Sure, plenty of acts these days are plastering songs together in a playlist without direction. But there are still some musicians who haven’t forgotten about the art of crafting an album. With Good Kid, Kendrick Lamar crafted 12 songs that each contribute to a wider narrative. And despite Weinstein’s opinion, the full album context of a song can definitely contribute to its quality. Saying that an album is only a “collection of songs” is like saying a film is only a collection of scenes, or that a painting is only a collection of brush strokes.

A great example is Kendrick’s “Backseat Freestyle.” When the song first hit the ‘Net, many listeners said it lacked the thoughtfulness and depth that Kendrick Lamar showcased on Section.80. But once they heard GKMC as a whole, the picture was clearer. “Backseat Freestyle” is the scene of Kendrick having fun with friends while sharing a black in the backseat of a car. The song reflects the youthfulness of Kendrick’s crew and describes the mindset of people where they live– important parts of progressing the album’s story.

“’Backseat Freestyle’ is being in the mind state of being 16 years old and not having no cares in the world,” Kendrick Lamar reportedly said in an interview. “Not giving a damn about nothing, but life and money and what you see in front of you. It’s not me talking now, it’s me talking then.”
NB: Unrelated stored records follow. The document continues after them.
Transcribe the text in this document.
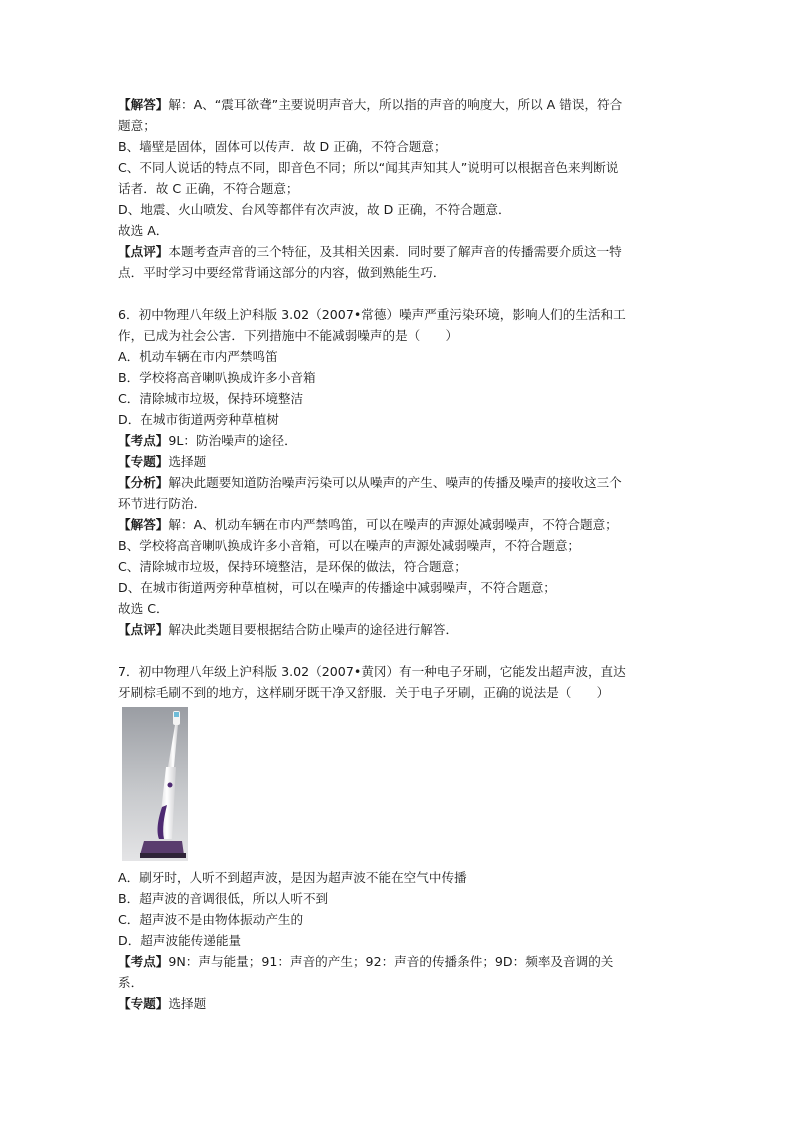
【解答】解：A、“震耳欲聋”主要说明声音大，所以指的声音的响度大，所以 A 错误，符合
题意；
B、墙壁是固体，固体可以传声．故 D 正确，不符合题意；
C、不同人说话的特点不同，即音色不同；所以“闻其声知其人”说明可以根据音色来判断说
话者．故 C 正确，不符合题意；
D、地震、火山喷发、台风等都伴有次声波，故 D 正确，不符合题意．
故选 A．
【点评】本题考查声音的三个特征，及其相关因素．同时要了解声音的传播需要介质这一特
点．平时学习中要经常背诵这部分的内容，做到熟能生巧．
6．初中物理八年级上沪科版 3.02（2007•常德）噪声严重污染环境，影响人们的生活和工
作，已成为社会公害．下列措施中不能减弱噪声的是（　　）
A．机动车辆在市内严禁鸣笛
B．学校将高音喇叭换成许多小音箱
C．清除城市垃圾，保持环境整洁
D．在城市街道两旁种草植树
【考点】9L：防治噪声的途径．
【专题】选择题
【分析】解决此题要知道防治噪声污染可以从噪声的产生、噪声的传播及噪声的接收这三个
环节进行防治．
【解答】解：A、机动车辆在市内严禁鸣笛，可以在噪声的声源处减弱噪声，不符合题意；
B、学校将高音喇叭换成许多小音箱，可以在噪声的声源处减弱噪声，不符合题意；
C、清除城市垃圾，保持环境整洁，是环保的做法，符合题意；
D、在城市街道两旁种草植树，可以在噪声的传播途中减弱噪声，不符合题意；
故选 C．
【点评】解决此类题目要根据结合防止噪声的途径进行解答．
7．初中物理八年级上沪科版 3.02（2007•黄冈）有一种电子牙刷，它能发出超声波，直达
牙刷棕毛刷不到的地方，这样刷牙既干净又舒服．关于电子牙刷，正确的说法是（　　）
A．刷牙时，人听不到超声波，是因为超声波不能在空气中传播
B．超声波的音调很低，所以人听不到
C．超声波不是由物体振动产生的
D．超声波能传递能量
【考点】9N：声与能量；91：声音的产生；92：声音的传播条件；9D：频率及音调的关
系．
【专题】选择题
Kendrick Lamar isn’t the only artist who has songs that make more sense in the concept of a full album. Eminem’s “We Made You” initially just plays as another one of his seemingly obligatory pop singles. But on the divisive Relapse album, it comes right after “Same Song And Dance,” a record that sees a drug-addled Em kidnapping and raping women. The morbid chorus has Eminem repeating, “sing that song, it’s the last song you’ll ever get the chance to sing.” On “We Made You,” which comes right after, a woman is singing. The placement within the album gives the song a completely different feel.

It also goes the other way around–most people who appreciate the full album art form can name a situation where a song’s context within an album hurts it. It often comes in the form of a single that goes for radio but doesn’t fit into the album’s theme or narrative. “Studio,” a song from fellow TDE star Schoolboy Q’s Oxymoron, comes to mind. “Jigga My Nigga” would be fine on another album, but its lack of cohesion with The Blueprint’s soul samples from Kanye West, Just Blaze and Bink! makes it blemish on a classic.

Kendrick Lamar has already shown a strong ability to fit puzzle pieces together. Section.80 and good kid, m.A.A.d city are both highly conceptual albums, where each song is part of a bigger picture. Since Kendrick’s albums take a macro approach, fans wanting to withhold judgment before hearing a song in context is perfectly reasonable. If Weinstein believes the song is weak regardless and that the concept can’t redeem it, that’s acceptable. But invalidating the idea of album context enhancing song quality altogether is to discredit what Kendrick, and other artists, have been able to do in the past.